"A Pleasure Garden in the Desert, to Which I Know No Comparison in this Country": Seneca Landscape Stewardship in the 17th and 18th Centuries

Perri Gerard-Little
Seminar

In this presentation I present my work on the dynamic human-landscape relationship of the eastern Seneca Haudenosaunee community in the 17th and 18th centuries. Through a multiscalar approach that combines archaeological data, textual sources, insights from Haudenosaunee scholars, and Geographical Information Systems (GIS) mapping, I examine how Seneca processes of landscape use and modification changed in relation to political/economic circumstances. Within the context of the 200-year Seneca site sequence, my material analyses focus on identification of archaeologically-recovered charcoal from three sites—Ganondagan, White Springs, and Townley-Read—successively occupied by the same community under variable political and economic conditions (ca. 1670–1754 CE).
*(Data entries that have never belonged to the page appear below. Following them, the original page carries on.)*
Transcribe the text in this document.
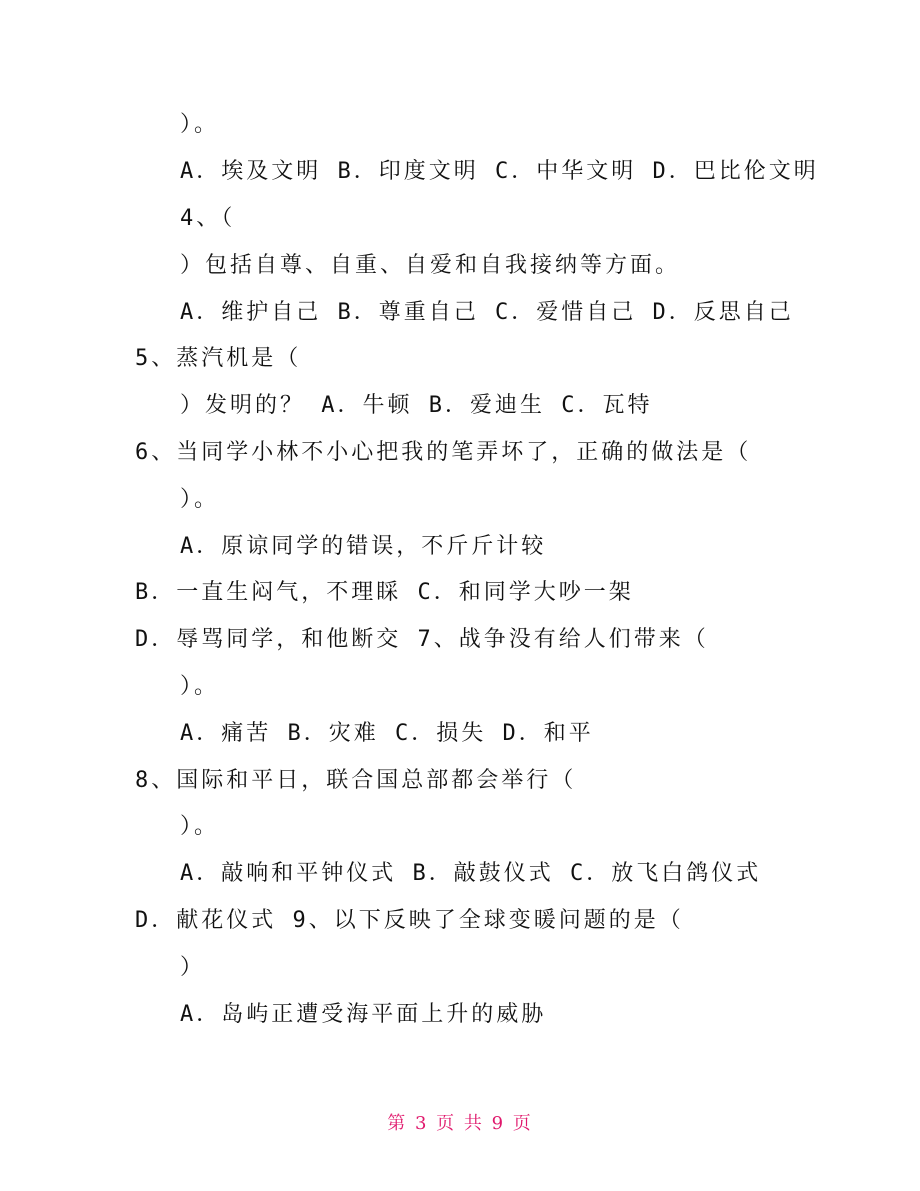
）。
A．埃及文明 B．印度文明 C．中华文明 D．巴比伦文明
4、（
）包括自尊、自重、自爱和自我接纳等方面。
A．维护自己 B．尊重自己 C．爱惜自己 D．反思自己
5、蒸汽机是（
）发明的？ A．牛顿 B．爱迪生 C．瓦特
6、当同学小林不小心把我的笔弄坏了，正确的做法是（
）。
A．原谅同学的错误，不斤斤计较
B．一直生闷气，不理睬 C．和同学大吵一架
D．辱骂同学，和他断交 7、战争没有给人们带来（
）。
A．痛苦 B．灾难 C．损失 D．和平
8、国际和平日，联合国总部都会举行（
）。
A．敲响和平钟仪式 B．敲鼓仪式 C．放飞白鸽仪式
D．献花仪式 9、以下反映了全球变暖问题的是（
）
A．岛屿正遭受海平面上升的威胁
第 3 页 共 9 页
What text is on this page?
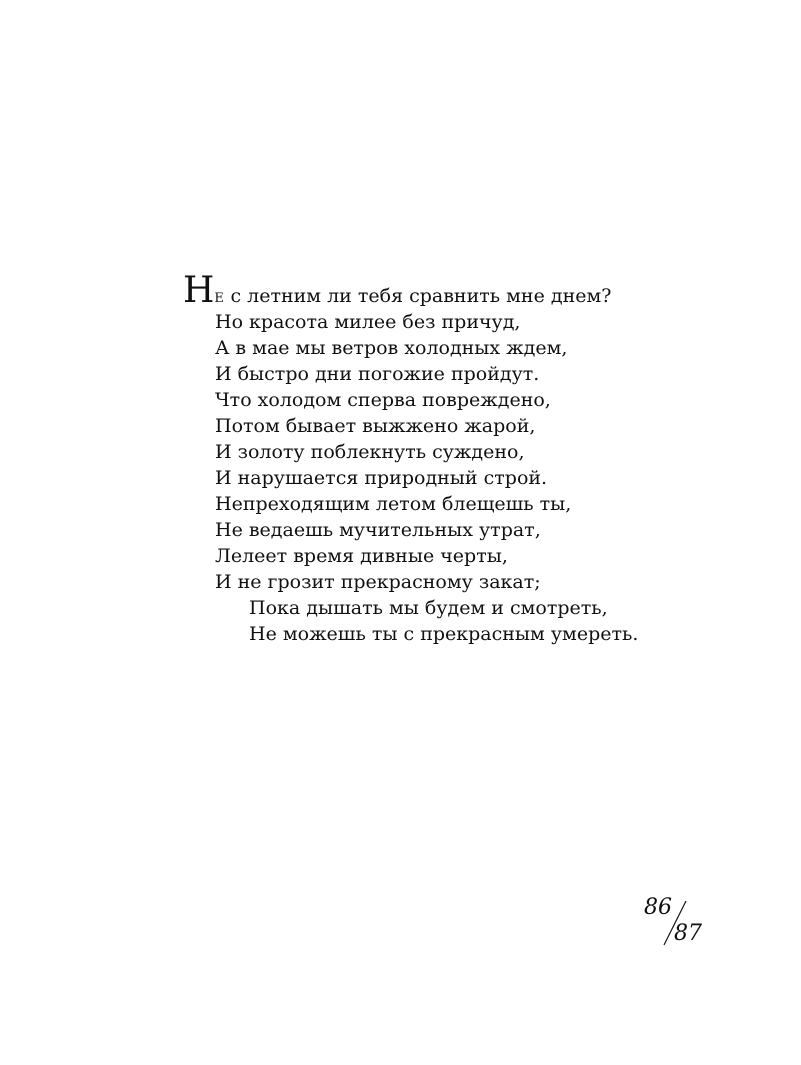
НЕ с летним ли тебя сравнить мне днем?
Но красота милее без причуд,
А в мае мы ветров холодных ждем,
И быстро дни погожие пройдут.
Что холодом сперва повреждено,
Потом бывает выжжено жарой,
И золоту поблекнуть суждено,
И нарушается природный строй.
Непреходящим летом блещешь ты,
Не ведаешь мучительных утрат,
Лелеет время дивные черты,
И не грозит прекрасному закат;
Пока дышать мы будем и смотреть,
Не можешь ты с прекрасным умереть.
86
87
Finding strong evidence for contextually different uses of wood and forms of Seneca landscape stewardship, I conclude that that the Seneca community maintained and re-created culturally meaningful relationships with the landscape through a period of difficulty and change. I will locate this research within the ongoing work of the White Springs Archaeological Project and its efforts to reveal the contours of Seneca daily life at the ca. 1688–1715 town, located near Geneva, NY.